Escape Room In A Box: Flashback Review - The Second Best At-Home Escape Room

NOTE: This article is a contribution and do not necessarily represent the views of Player One.
Escape Room In A Box: Flashback is filled with brain-bending puzzles, but it seems like they could be more appropriately themed
Escape Room In A Box: Flashback is filled with brain-bending puzzles, but it seems like they could be more appropriately themed Mattel

Escape rooms are all about putting participants into a 3D puzzle, filled with small nooks and crannies to hide away the answers. A good escape room involves people tearing things off the walls, scrounging through bookshelves and getting completely immersed in whatever theme the particular escape room features. While it’s impossible to perfectly replicate that kind of environment at home, especially with a product that comes out of a box, the team at Escape Room In A Box is far more successful than any other.

The second effort from the puzzlers at Wild Optimists, Escape Room In A Box: Flashback, is full of physical surprises, while still featuring more traditional pen and paper puzzles. This time, players must race against the clock to escape “pain and torture” from the puzzle’s antagonist, Doc Gnaw. The only way out is to crack open four locked containers to build a ring that can reverse the process of being turned into a werewolf.

Everything players are given at the start of Flashback
Everything players are given at the start of Flashback Mattel

Without spoiling any of the puzzles or surprises, Escape Room In A Box: Flashback is filled with content. One of the best aspects of the game is it always seems like there is something else to do. When playing with a group, people can jump from one puzzle to the next, handing each one off to someone else to get a fresh set of eyes on the problem.

The puzzles also have some great variety, so if you are more a word person or a number person, or even someone who thrives on physical puzzles, there’s something just right for you. Of course, like a real escape room, there are puzzles in Flashback where you feel like the answer is just within reach, but you can’t quite put together the final piece to solve it.

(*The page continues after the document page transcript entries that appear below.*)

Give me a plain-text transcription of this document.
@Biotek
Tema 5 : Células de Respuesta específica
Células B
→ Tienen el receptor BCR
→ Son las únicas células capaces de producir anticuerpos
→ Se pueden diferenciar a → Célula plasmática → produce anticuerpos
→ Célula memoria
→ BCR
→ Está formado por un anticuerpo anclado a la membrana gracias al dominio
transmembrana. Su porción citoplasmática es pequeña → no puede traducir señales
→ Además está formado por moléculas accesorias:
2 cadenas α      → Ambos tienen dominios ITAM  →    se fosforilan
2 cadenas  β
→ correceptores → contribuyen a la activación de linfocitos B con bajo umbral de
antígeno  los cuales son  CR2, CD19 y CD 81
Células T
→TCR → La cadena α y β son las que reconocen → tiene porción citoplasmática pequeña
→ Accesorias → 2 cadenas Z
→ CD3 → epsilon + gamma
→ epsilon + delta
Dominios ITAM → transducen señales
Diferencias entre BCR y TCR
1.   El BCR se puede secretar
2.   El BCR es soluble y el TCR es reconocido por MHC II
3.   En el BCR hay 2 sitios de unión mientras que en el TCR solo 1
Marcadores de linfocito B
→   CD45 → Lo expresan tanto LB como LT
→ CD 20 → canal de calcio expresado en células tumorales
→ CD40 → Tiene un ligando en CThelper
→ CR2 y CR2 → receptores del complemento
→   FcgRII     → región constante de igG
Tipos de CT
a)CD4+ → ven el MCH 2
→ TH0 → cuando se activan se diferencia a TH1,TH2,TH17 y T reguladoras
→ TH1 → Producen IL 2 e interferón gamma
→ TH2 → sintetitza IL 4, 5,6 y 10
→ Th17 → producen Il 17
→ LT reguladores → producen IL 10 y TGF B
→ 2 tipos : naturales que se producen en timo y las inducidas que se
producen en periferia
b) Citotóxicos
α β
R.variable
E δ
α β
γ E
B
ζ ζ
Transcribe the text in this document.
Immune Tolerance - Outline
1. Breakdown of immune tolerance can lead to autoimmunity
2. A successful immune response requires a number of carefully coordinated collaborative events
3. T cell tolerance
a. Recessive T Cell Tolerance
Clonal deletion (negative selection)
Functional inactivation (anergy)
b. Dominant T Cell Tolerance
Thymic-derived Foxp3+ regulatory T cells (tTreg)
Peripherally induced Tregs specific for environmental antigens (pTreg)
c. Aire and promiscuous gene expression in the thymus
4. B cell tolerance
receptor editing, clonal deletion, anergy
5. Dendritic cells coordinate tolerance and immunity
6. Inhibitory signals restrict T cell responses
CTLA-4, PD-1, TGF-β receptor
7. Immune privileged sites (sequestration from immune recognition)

The components in Flashback are all pretty solid. While the plastic padlocks could probably just be pulled open if you yanked hard (which would obviously ruin the fun of figuring out the answers), they are sturdy enough that you can get several wrong efforts before finding the proper solution. There are a few other fun components hidden away in Flashback, but I’ll let you find those for yourself instead of ruining the surprise here.

The headline of this review mentions that Flashback is the second best at-home escape room, and that’s because it doesn’t quite live up to its predecessor, Escape Room In A Box: The Werewolf Experiment. While the puzzles in Flashback are fun and give you quite the mental workout, the overall theme of Flashback isn’t felt as strongly as The Werewolf Experiment. The puzzles seem a little disjointed and the overall narrative didn’t serve as a major motivating factor for our group.

Additionally, while it felt like we completed the overall goal of Flashback by building the ring to save us from a serious case of lycanthropy, we didn't solve all of the puzzles to get there, and missed out on the final step. It does seem a little cheap how the last step is implemented, but I don't want to spoil it for anyone who may want to give it a go.

There was also a lack of those big “A-ha!” moments found in The Werewolf Experiment. I fondly remember a certain moment involving a pencil in the first Escape Room In A Box, along with a hidden blacklight, but Flashback only had one minor moment that could compare. It would have been nice to see more ways to explore built into Flashback like what was found in The Werewolf Experiment.

Another issue is that Flashback, like any other at-home escape room, lacks replayability. It’s possible to print out new puzzle sheets and reset the locks, but once you know the answers, the puzzles aren’t as fun to solve. Thankfully, Flashback is relatively inexpensive, and can be bought right now on Amazon for around $20. Considering how going to a proper escape room would probably cost around $20 per person, this at-home experience is a steal by comparison. Once completed, I suppose you could put everything back together and pass it along to a friend.

All in all, Escape Room In A Box: Flashback is a really fun recreation of an escape room for your home. There are physical doo-dads to play around with, tough puzzles to crack, and a great feeling of accomplishment when you unlock each of the padlocks. While Flashback doesn’t quite live up to its predecessor in terms of a compelling mix of puzzles, theming and surprises, it still stands tall over other at-home escape room experiences and cements the Escape Room In A Box brand as the one to beat.